CYBERSÉCURITÉ «La criminalité de masse se développe»
Rançongiciels, réseaux 5G, «actes inamicaux»… Le directeur général de l’Agence nationale de la sécurité des systèmes d’information, Guillaume Poupard, revient sur les évolutions de 2019 et les enjeux des années à venir.
Chargée de superviser la protection des réseaux de l’Etat et des entreprises sensibles (les «opérateurs d’importance vitale»), l’Agence nationale de la sécurité des systèmes d’information (Anssi) compte aujourd’hui 600 agents, contre 120 à sa création en 2009. En dix ans, la cybersécurité est devenue, en France comme ailleurs, une préoccupation majeure, à mesure que se succédaient des piratages tour à tour discrets ou spectaculaires. Des attaques informatiques ayant ciblé Airbus via ses sous-traitants, aux rançongiciels (des logiciels qui «cryptent» les données et exigent une rançon pour les déverrouiller) qui ont affecté la société de conseil Altran, la chaîne M6 ou le CHU de Rouen, 2019 n’a pas fait exception. Guillaume Poupard, directeur général de l’Anssi, revient pour Libération sur les évolutions et les enjeux à venir.
Que retenez-vous de 2019 en matière de cybersécurité ?

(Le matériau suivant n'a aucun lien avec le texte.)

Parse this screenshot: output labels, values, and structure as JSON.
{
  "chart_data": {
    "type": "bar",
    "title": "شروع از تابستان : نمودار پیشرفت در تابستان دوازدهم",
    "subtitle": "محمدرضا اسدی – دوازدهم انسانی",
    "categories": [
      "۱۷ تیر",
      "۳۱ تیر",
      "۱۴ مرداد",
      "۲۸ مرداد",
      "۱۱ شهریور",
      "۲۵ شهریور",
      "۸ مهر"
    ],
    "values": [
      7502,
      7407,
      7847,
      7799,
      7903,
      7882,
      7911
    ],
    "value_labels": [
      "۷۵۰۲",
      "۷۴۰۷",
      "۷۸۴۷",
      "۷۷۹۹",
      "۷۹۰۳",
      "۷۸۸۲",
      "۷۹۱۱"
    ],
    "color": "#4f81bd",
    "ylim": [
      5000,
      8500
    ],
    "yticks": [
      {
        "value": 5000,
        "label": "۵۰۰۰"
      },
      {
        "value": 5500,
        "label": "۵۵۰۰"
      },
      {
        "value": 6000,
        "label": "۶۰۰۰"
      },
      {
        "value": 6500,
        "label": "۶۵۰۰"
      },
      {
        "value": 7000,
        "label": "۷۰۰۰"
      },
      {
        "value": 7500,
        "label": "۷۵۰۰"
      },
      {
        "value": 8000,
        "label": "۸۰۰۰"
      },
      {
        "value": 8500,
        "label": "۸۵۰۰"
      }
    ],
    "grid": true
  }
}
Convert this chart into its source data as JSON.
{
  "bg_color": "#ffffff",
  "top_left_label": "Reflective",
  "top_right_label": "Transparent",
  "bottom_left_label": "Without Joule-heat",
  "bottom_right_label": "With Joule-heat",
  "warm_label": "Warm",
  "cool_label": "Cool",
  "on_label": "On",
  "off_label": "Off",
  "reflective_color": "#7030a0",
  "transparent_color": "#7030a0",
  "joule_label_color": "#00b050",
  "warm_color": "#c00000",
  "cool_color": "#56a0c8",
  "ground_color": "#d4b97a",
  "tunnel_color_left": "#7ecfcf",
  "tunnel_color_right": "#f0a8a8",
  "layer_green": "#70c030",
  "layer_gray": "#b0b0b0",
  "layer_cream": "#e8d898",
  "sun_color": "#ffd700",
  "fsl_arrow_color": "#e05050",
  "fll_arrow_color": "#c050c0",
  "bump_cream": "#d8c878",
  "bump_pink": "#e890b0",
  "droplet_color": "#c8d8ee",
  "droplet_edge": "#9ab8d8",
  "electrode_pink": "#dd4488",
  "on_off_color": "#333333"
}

Cette année a vu se concrétiser, en France, deux menaces que nous avions vu venir. D’une part, les attaquants exploitent la complexité des systèmes industriels et les liens de confiance entre certaines entreprises et leurs prestataires pour déjouer les défenses de leurs cibles. Le seul point positif, c’est que cela signifie qu’il est devenu difficile d’attaquer directement ces entreprises. Les efforts de sécurisation commencent à payer, la porte est fermée, mais il reste malheureusement pas mal de fenêtres… Il va donc falloir, au sein de ces écosystèmes industriels, revoir les architectures, resegmenter, recloisonner, y compris en interne.

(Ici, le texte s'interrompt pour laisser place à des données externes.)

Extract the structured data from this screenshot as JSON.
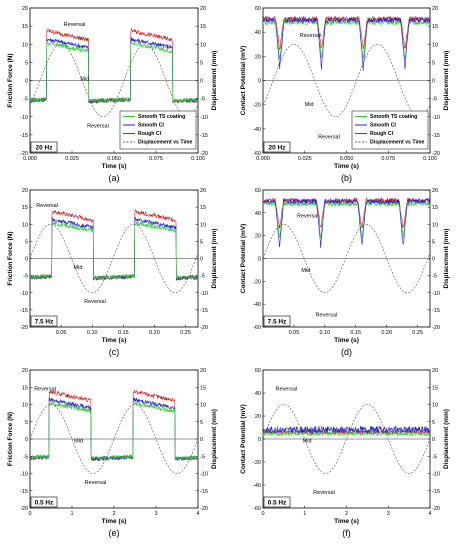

L’autre phénomène, très visible et qui le sera de plus en plus, c’est le développement d’une menace criminelle de masse, avec notamment les rançongiciels. Ceux-ci ne sont pas nouveaux, mais on voit désormais se développer des groupes criminels très spécialisés, qui ciblent leurs victimes, et peuvent dans le même temps en cibler beaucoup. On l’a vu aux Etats-Unis avec des hôpitaux, des villes, des universités. Cela arrive en France. L’expérience du CHU de Rouen en novembre a été, malheureusement, la réalisation d’un scénario que nous avions anticipé. Cette criminalité massive augmente, et il va falloir être capable d’arrêter ce phénomène.

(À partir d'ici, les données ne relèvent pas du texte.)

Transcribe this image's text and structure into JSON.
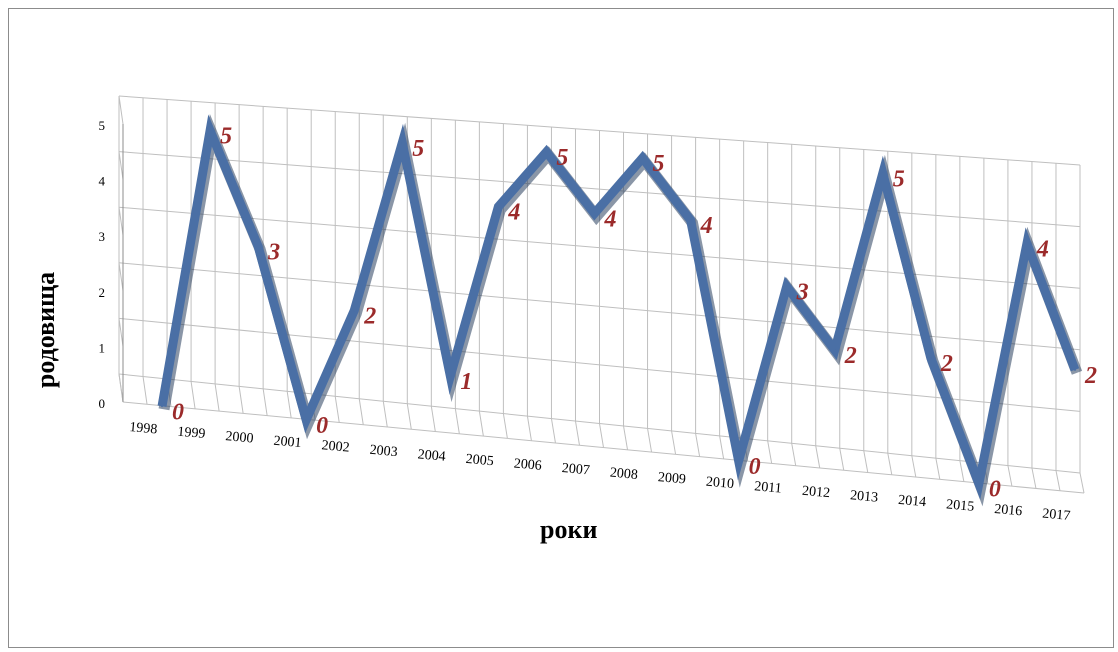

Des responsables de sécurité informatique d’autres établissements de santé se sont plaints d’un manque d’information, selon le Monde. Il y a eu du retard à l’allumage ?
Il y a à peu près 3 000 établissements de santé en France. Tous ne sont pas en capacité d’utiliser efficacement l’information technique que nous pouvons fournir… Les CHU qui sont opérateurs d’importance vitale ou opérateurs de services essentiels [statut créé par la directive européenne de 2016 sur la sécurité des réseaux, ndlr], soit une quarantaine d’établissements, ont reçu l’information très vite. Je ne suis pas certain que tous étaient capables de l’absorber : une fois que nous avons transmis les «marqueurs» permettant de détecter une menace, encore faut-il qu’ils soient outillés pour la chercher. Quant aux autres, il y en a qui ne sont absolument pas prêts. Si certains ont râlé, c’est sans doute que la démarche de communication a un peu tardé. Après chaque crise, on procède à un retour d’expérience, on s’améliore, en travaillant notamment sur la coordination entre l’Anssi et les équipes ministérielles concernées. Il faut par ailleurs souligner que le CHU de Rouen a redémarré en trois jours : cela montre qu’une victime, même quand elle n’a pas les moyens d’être au «top niveau» en matière de sécurité, peut énormément réduire l’impact d’une attaque par de la préparation. C’est cela que nous cherchons à propager chez d’autres acteurs.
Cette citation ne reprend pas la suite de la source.